MEMORY AREA NETWORKS
When Cisco announced its Data Center 3.0 strategy in July, its most far-fetched prediction seemed to be that networks eventually will connect CPUs to remote memory banks, not just to remote storage or traditional LANs. The theory is that just as printers and disk drives moved from local devices to network resources, so will all other components. That would mean the end of servers as we know them.

There's no sign of such a revolution in the Nexus or Brocade's DCX, although both vendors do see high-performance computing and the network traffic from grid computing clusters as one important use for a virtual server, and the thing most likely to make them add InfiniBand support. Cisco believes that Ethernet is sufficient for clusters involved in applications such as video rendering, but InfiniBand's lower latency and overhead would be needed for real-time, event-driven applications such as split-second, algorithmic stock trading.

3Leaf Systems has announced a product that's closest to Cisco's vision, in the form of a dedicated network for connecting servers at the CPU layer. However, its product also falls short of the virtual network that Brocade, Cisco, and 3Leaf all envision. The CPUs' connections to memory and to other CPUs (on multiprocessor machines) require low-latency, high-bandwidth links that don't go through a hypervisor or OS, which would entail a physically separate network.

3Leaf uses InfiniBand and a proprietary chip that sits on the CPU's data bus to interconnect CPUs and servers.
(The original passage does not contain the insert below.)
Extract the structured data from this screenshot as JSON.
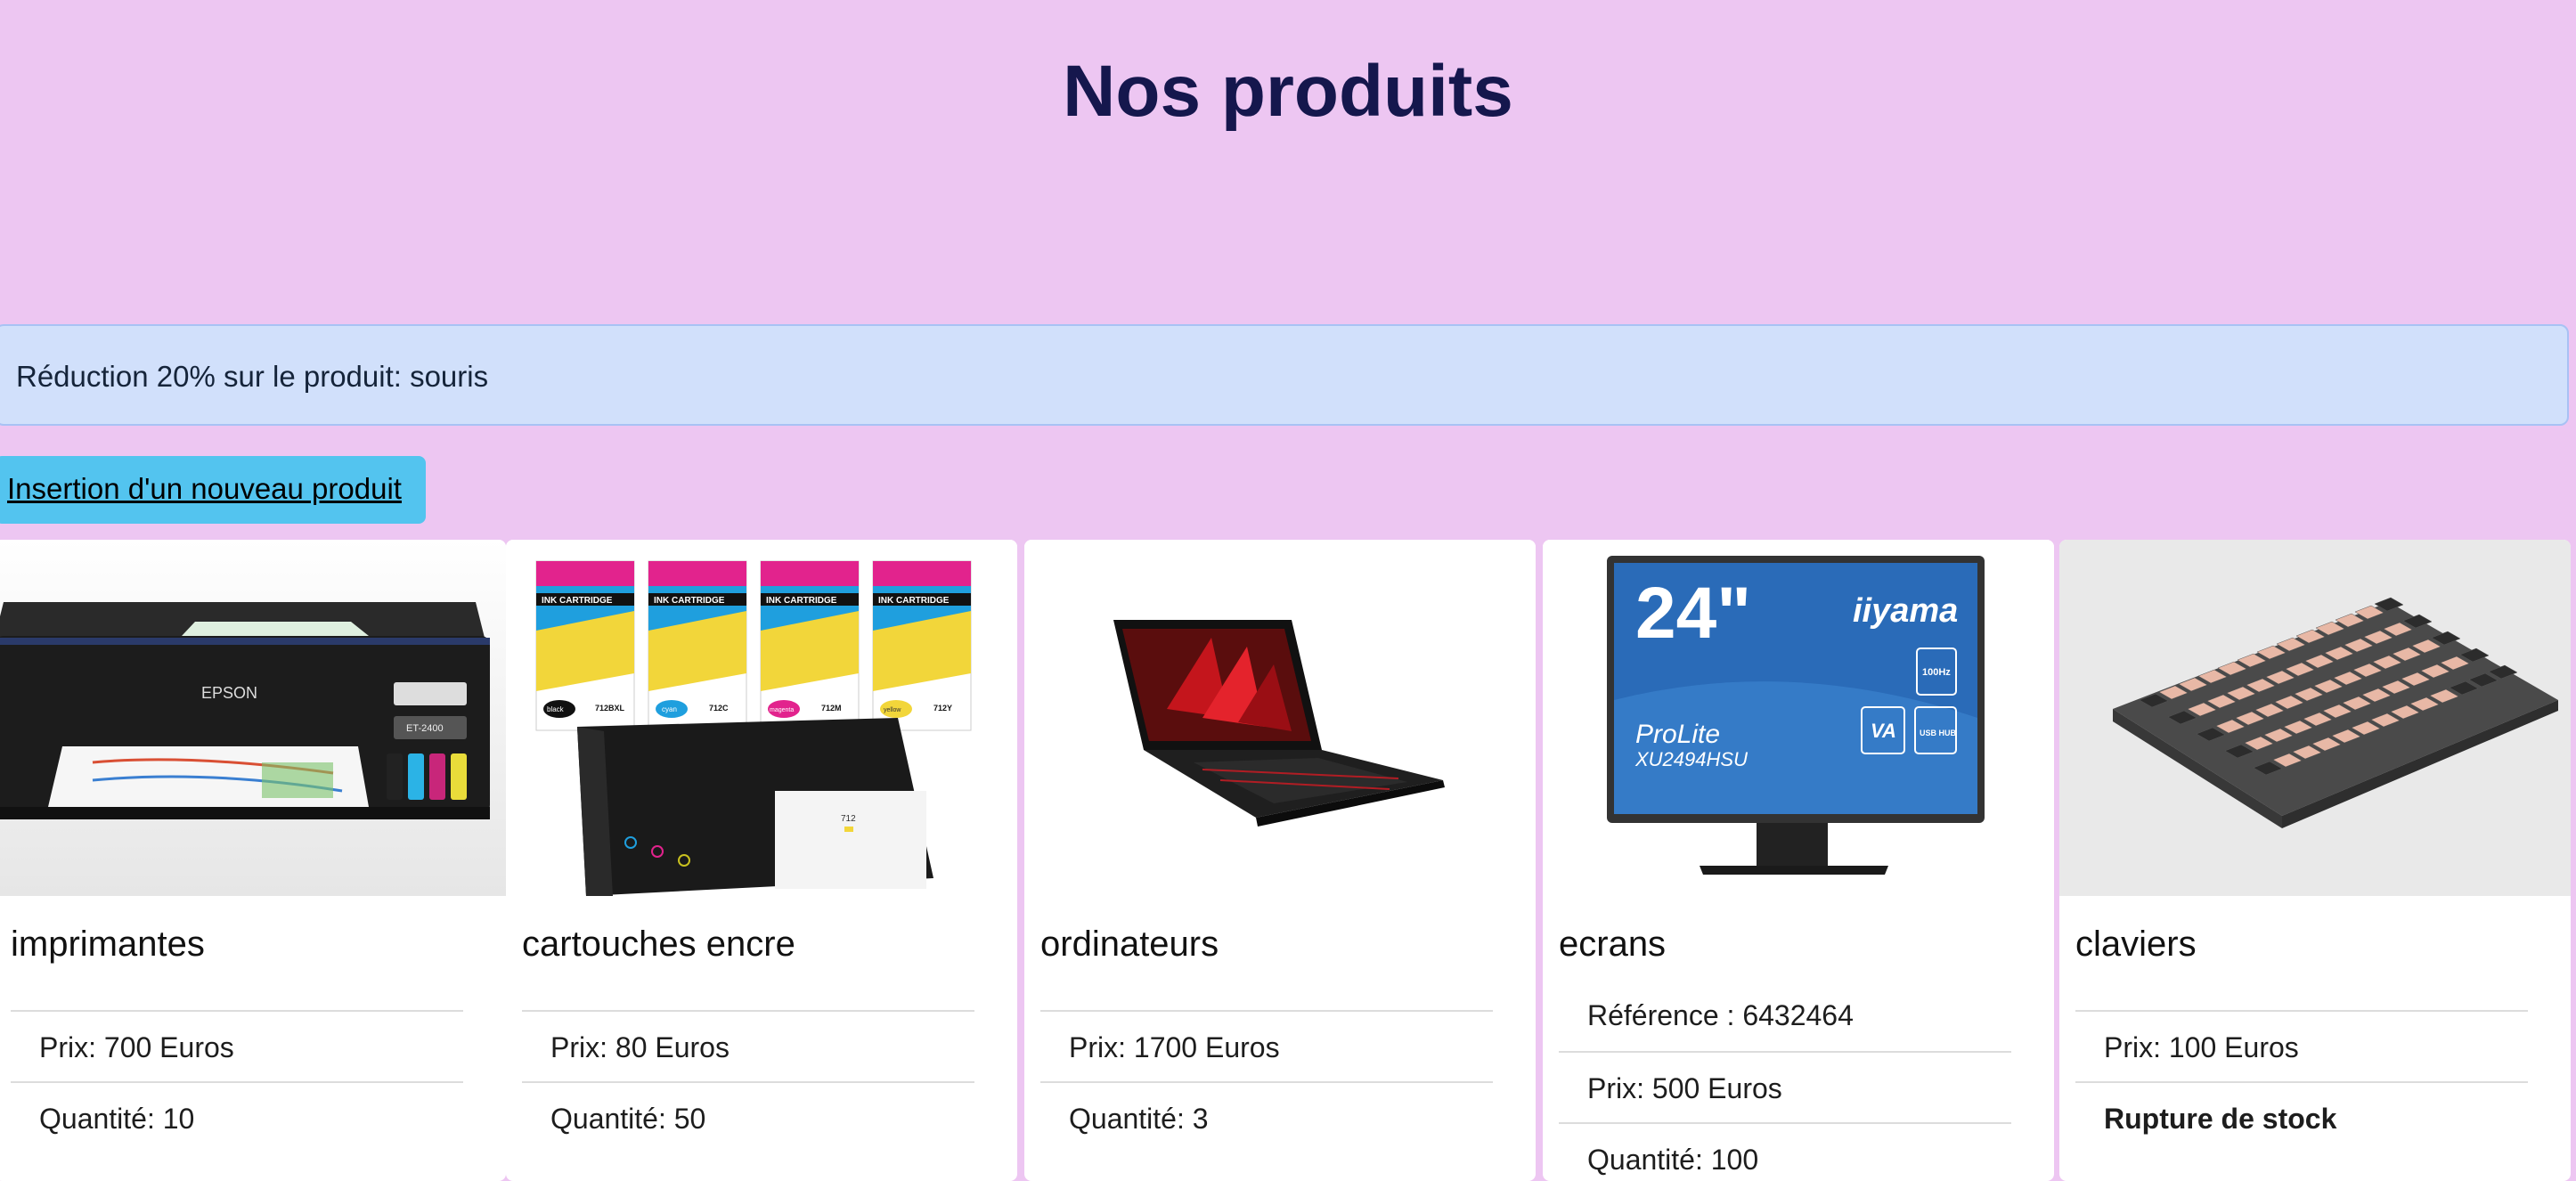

Even InfiniBand's low latency and high bandwidth can't match the speed of the CPU's memory bus, so in addition to providing the InfiniBand connection, the chip caches data from the memory of other servers in the cluster. The hard part is knowing what to cache for particular applications, which is where most of 3Leaf's proprietary technology comes in.

The 3Leaf chip was designed to plug in to Advanced Micro Devices' Torrenza sockets, which give third-party components direct access to the CPU's data bus. Intel has a similar technology and has invested in 3Leaf to ensure support for that, too. 3Leaf expects prototypes by March and chips shipping by the end of the year. It has signed up server vendors including Sun Microsystems and Hewlett-Packard as partners, with hopes they'll build the chips into servers.

Meantime, Cisco isn't abandoning the Catalyst 6500, though it's now describing it as a service switch. The company last week unveiled upgrades to two of the Catalyst 6500 blades, boosting Power-over-Ethernet wattage so the wireless blade can support 802.11n access points, and giving its Wide Area Application Services a software client for accelerating WAN traffic to mobile devices. Cisco plans to keep adding service blades to the Catalyst, though it probably won't go beyond 10 Gbps. The higher speeds will be reserved for the Nexus at the data center core.